• =?UTF-8?Q?On_a_Remote_Mountain=2C_the_=E2=80=98Sistine_Chapel_of_Socia?

    From David P.@21:1/5 to All on Thu May 26 22:51:02 2022
    On a Remote Mountain, the ‘Sistine Chapel of Socialism’ Awaits Its Fate
    By Andrew Higgins, May 22, 2022, NY Times

    Unlike Poland, the Czech Republic and other former Soviet satellite
    states in Eastern Europe, Bulgaria never made a clean break from
    Communism. The party purged its longtime boss, Todor Zhivkov,
    Bulgaria’s de facto leader from 1954 to 1989, and agreed to free
    elections in 1990. But the party, rebranded as the Bulgarian
    Socialist Party, won those elections and survived as a significant
    political force, though it is far less popular today.

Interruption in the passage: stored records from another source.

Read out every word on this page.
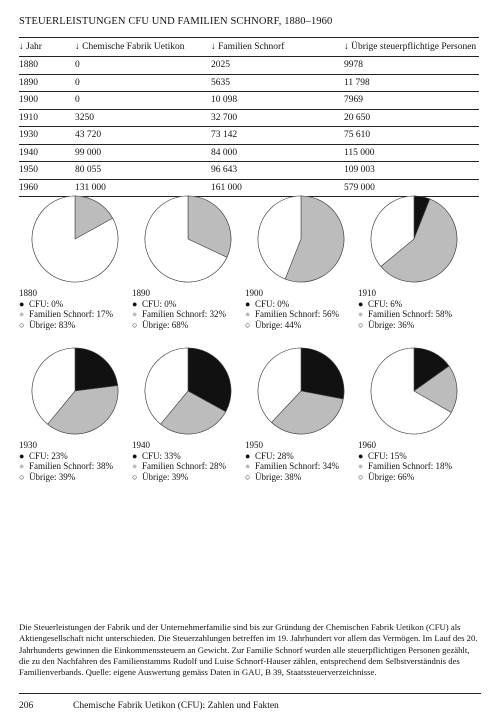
STEUERLEISTUNGEN CFU UND FAMILIEN SCHNORF, 1880–1960
↓ Jahr	↓ Chemische Fabrik Uetikon	↓ Familien Schnorf	↓ Übrige steuerpflichtige Personen
1880	0	2025	9978
1890	0	5635	11 798
1900	0	10 098	7969
1910	3250	32 700	20 650
1930	43 720	73 142	75 610
1940	99 000	84 000	115 000
1950	80 055	96 643	109 003
1960	131 000	161 000	579 000
1880
● CFU: 0%
● Familien Schnorf: 17%
○ Übrige: 83%
1890
● CFU: 0%
● Familien Schnorf: 32%
○ Übrige: 68%
1900
● CFU: 0%
● Familien Schnorf: 56%
○ Übrige: 44%
1910
● CFU: 6%
● Familien Schnorf: 58%
○ Übrige: 36%
1930
● CFU: 23%
● Familien Schnorf: 38%
○ Übrige: 39%
1940
● CFU: 33%
● Familien Schnorf: 28%
○ Übrige: 39%
1950
● CFU: 28%
● Familien Schnorf: 34%
○ Übrige: 38%
1960
● CFU: 15%
● Familien Schnorf: 18%
○ Übrige: 66%
Die Steuerleistungen der Fabrik und der Unternehmerfamilie sind bis zur Gründung der Chemischen Fabrik Uetikon (CFU) als Aktiengesellschaft nicht unterschieden. Die Steuerzahlungen betreffen im 19. Jahrhundert vor allem das Vermögen. Im Lauf des 20. Jahrhunderts gewinnen die Einkommenssteuern an Gewicht. Zur Familie Schnorf wurden alle steuerpflichtigen Personen gezählt, die zu den Nachfahren des Familienstamms Rudolf und Luise Schnorf-Hauser zählen, entsprechend dem Selbstverständnis des Familienverbands. Quelle: eigene Auswertung gemäss Daten in GAU, B 39, Staatssteuerverzeichnisse.
206	Chemische Fabrik Uetikon (CFU): Zahlen und Fakten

It has long
    resisted efforts to address Communist-era oppression, focusing
    instead on the party’s glory years during WWII, when it rallied
    partisan fighters to resist fascism. That struggle is celebrated
    in the mountaintop memorial complex with mosaics commemorating the partisans’ seizure of power in 1944 and the arrival of the Soviet
    Red Army at the end of the war. Most of the Soviet army mosaic
    disappeared years ago, apparently stolen by thieves. The partisans
    are still there, but without eyes — they were gouged out in what Haralampiev, the conservationist, described as “political vandalism.”

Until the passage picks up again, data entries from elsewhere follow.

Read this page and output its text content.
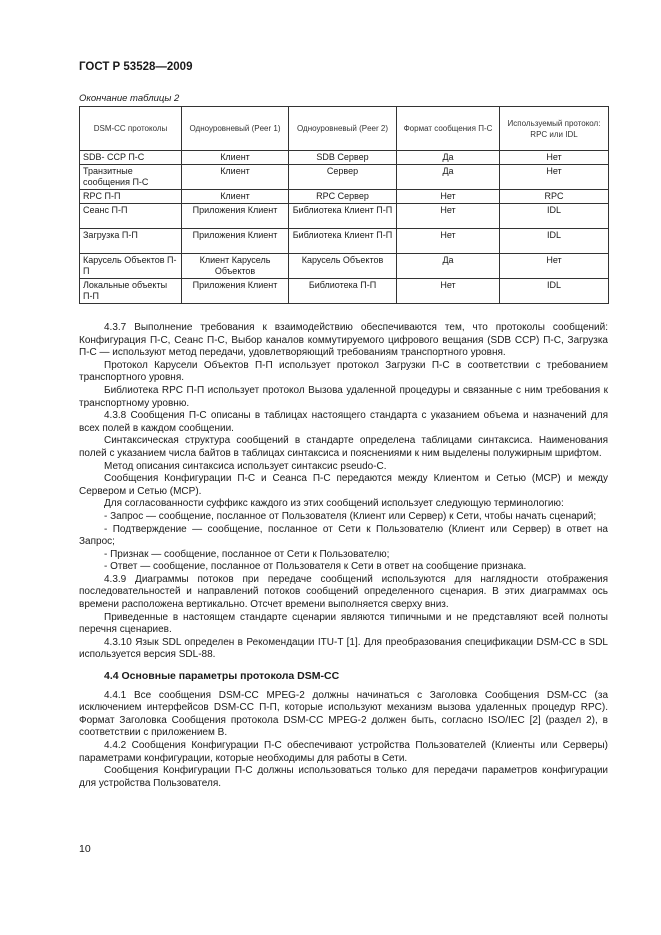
ГОСТ Р 53528—2009
Окончание таблицы 2
DSM-CC протоколы	Одноуровневый (Peer 1)	Одноуровневый (Peer 2)	Формат сообщения П-С	Используемый протокол: RPC или IDL
SDB- CCP П-С	Клиент	SDB Сервер	Да	Нет
Транзитные сообщения П-С	Клиент	Сервер	Да	Нет
RPC П-П	Клиент	RPC Сервер	Нет	RPC
Сеанс П-П	Приложения Клиент	Библиотека Клиент П-П	Нет	IDL
Загрузка П-П	Приложения Клиент	Библиотека Клиент П-П	Нет	IDL
Карусель Объектов П-П	Клиент Карусель Объектов	Карусель Объектов	Да	Нет
Локальные объекты П-П	Приложения Клиент	Библиотека П-П	Нет	IDL

4.3.7 Выполнение требования к взаимодействию обеспечиваются тем, что протоколы сообщений: Конфигурация П-С, Сеанс П-С, Выбор каналов коммутируемого цифрового вещания (SDB CCP) П-С, Загрузка П-С — используют метод передачи, удовлетворяющий требованиям транспортного уровня.

Протокол Карусели Объектов П-П использует протокол Загрузки П-С в соответствии с требованием транспортного уровня.

Библиотека RPC П-П использует протокол Вызова удаленной процедуры и связанные с ним требования к транспортному уровню.

4.3.8 Сообщения П-С описаны в таблицах настоящего стандарта с указанием объема и назначений для всех полей в каждом сообщении.

Синтаксическая структура сообщений в стандарте определена таблицами синтаксиса. Наименования полей с указанием числа байтов в таблицах синтаксиса и пояснениями к ним выделены полужирным шрифтом.

Метод описания синтаксиса использует синтаксис pseudo-C.

Сообщения Конфигурации П-С и Сеанса П-С передаются между Клиентом и Сетью (МСР) и между Сервером и Сетью (МСР).

Для согласованности суффикс каждого из этих сообщений использует следующую терминологию:

- Запрос — сообщение, посланное от Пользователя (Клиент или Сервер) к Сети, чтобы начать сценарий;

- Подтверждение — сообщение, посланное от Сети к Пользователю (Клиент или Сервер) в ответ на Запрос;

- Признак — сообщение, посланное от Сети к Пользователю;

- Ответ — сообщение, посланное от Пользователя к Сети в ответ на сообщение признака.

4.3.9 Диаграммы потоков при передаче сообщений используются для наглядности отображения последовательностей и направлений потоков сообщений определенного сценария. В этих диаграммах ось времени расположена вертикально. Отсчет времени выполняется сверху вниз.

Приведенные в настоящем стандарте сценарии являются типичными и не представляют всей полноты перечня сценариев.

4.3.10 Язык SDL определен в Рекомендации ITU-T [1]. Для преобразования спецификации DSM-CC в SDL используется версия SDL-88.

4.4 Основные параметры протокола DSM-CC

4.4.1 Все сообщения DSM-CC MPEG-2 должны начинаться с Заголовка Сообщения DSM-CC (за исключением интерфейсов DSM-CC П-П, которые используют механизм вызова удаленных процедур RPC). Формат Заголовка Сообщения протокола DSM-CC MPEG-2 должен быть, согласно ISO/IEC [2] (раздел 2), в соответствии с приложением В.

4.4.2 Сообщения Конфигурации П-С обеспечивают устройства Пользователей (Клиенты или Серверы) параметрами конфигурации, которые необходимы для работы в Сети.

Сообщения Конфигурации П-С должны использоваться только для передачи параметров конфигурации для устройства Пользователя.

10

    Also vandalized, though this time by the party itself, was a mosaic
    that originally featured Mr. Zhivkov. His image was hacked out by
    party officials soon after his purge in late 1989. The complex,
    which took more than seven years and 6,000 workers to build,
    operated for only eight years. Originally the property of the
    Communist Party, it was nationalized in 1992. The state, all but
    bankrupt at the time, suspended funding, fired the last staff and
    left the building to the mercy of bad weather, vandals and thieves
    who, according to Ms. Ivanova, “stole everything that could be stolen.”

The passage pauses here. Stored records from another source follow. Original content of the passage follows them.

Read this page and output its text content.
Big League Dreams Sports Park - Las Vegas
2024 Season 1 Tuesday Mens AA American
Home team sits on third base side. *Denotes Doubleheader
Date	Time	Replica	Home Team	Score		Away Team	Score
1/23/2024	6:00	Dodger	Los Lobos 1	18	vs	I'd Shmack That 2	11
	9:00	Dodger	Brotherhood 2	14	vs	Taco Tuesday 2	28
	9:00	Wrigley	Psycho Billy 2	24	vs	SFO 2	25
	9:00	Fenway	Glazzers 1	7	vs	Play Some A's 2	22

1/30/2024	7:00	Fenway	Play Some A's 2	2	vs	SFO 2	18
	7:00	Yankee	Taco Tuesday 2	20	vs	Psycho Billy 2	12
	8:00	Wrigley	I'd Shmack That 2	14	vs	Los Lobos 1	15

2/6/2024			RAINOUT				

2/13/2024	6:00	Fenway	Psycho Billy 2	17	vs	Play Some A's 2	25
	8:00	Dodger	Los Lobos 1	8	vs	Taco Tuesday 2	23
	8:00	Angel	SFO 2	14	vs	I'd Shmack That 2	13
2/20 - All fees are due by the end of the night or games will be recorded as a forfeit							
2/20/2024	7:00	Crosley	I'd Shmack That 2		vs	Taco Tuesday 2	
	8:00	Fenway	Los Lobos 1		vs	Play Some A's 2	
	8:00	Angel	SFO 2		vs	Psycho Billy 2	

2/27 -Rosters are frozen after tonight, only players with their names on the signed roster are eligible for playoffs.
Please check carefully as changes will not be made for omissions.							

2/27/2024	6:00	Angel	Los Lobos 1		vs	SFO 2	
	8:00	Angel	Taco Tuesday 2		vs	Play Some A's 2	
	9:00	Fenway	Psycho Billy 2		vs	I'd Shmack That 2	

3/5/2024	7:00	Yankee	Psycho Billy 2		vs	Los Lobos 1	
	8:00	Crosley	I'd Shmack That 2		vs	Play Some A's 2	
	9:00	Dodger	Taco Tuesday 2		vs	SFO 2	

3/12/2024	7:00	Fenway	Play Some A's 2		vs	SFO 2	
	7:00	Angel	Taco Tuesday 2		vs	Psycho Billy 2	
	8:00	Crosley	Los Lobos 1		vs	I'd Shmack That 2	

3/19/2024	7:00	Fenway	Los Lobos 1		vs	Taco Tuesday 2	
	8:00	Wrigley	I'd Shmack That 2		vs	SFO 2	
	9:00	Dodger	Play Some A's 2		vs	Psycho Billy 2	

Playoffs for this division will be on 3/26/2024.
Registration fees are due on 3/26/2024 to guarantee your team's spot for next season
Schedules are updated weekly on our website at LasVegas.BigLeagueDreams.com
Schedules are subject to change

    The destruction turned the building into a ghoulish ruin, which made
    it popular as a backdrop for bands to make dark music videos and a
    canvas for graffiti artists like Tristan Eaton, who “repaired”
    several damaged mosaics by painting his own version of Zhivkov and
    other party leaders. The top of its tower, and the roof of the
    collapsing main building, also caught on as a venue for so-called
    deadly selfies. All of that stopped after Europa Nostra, a heritage organization, listed Buzludzha as one of Europe’s seven “most endangered heritage sites” in 2018 and Bulgarian authorities sent the police to
    seal off and guard the premises.

    More destructive than the thieves, however, has been the weather,
    which has damaged many mosaics. Ms. Ivanova and her team have now
    erected a waterproof cloth screen in the main hall to block the rain
    and snow that had loosened some of the 2.5 million tessera, small
    blocks of stone and glass that were used to make the mosaics.
    The next task, which will depend on her fund-raising efforts, is
    to repair the roof originally covered in copper but stripped of
    that years ago by thieves, who also looted tons of marble, miles
    of wiring and all of the windows. To help raise some money for the
    huge job, Ms. Ivanova wants to open the main hall as early as this
    year to paying visitors, provided their safety can be guaranteed.
    The building’s exterior is already a tourist attraction, drawing
    more than 50,000 people last year.

    “It is so bold and so brutal. I love this stuff,” said Alex
    Thompson, a British aerospace engineer and aficionado of “dark
    tourism” who recently made a pilgrimage up the mountain.
    Benjamin Harper, a friend who traveled with him, said it
    reminded him of the partly destroyed grandstand in Nuremberg,
    Germany, from which Hitler reviewed Nazi rallies in the 1930s.
    “This place is hauntingly similar,” he said. Tearing it down,
    said Haralampiev, the conservationist, would delay, not accelerate,
    a long-stalled reckoning with his country’s past. “You walk around
    here and you can see and feel the scale of what happened. This is
    the best way to learn about the regime.”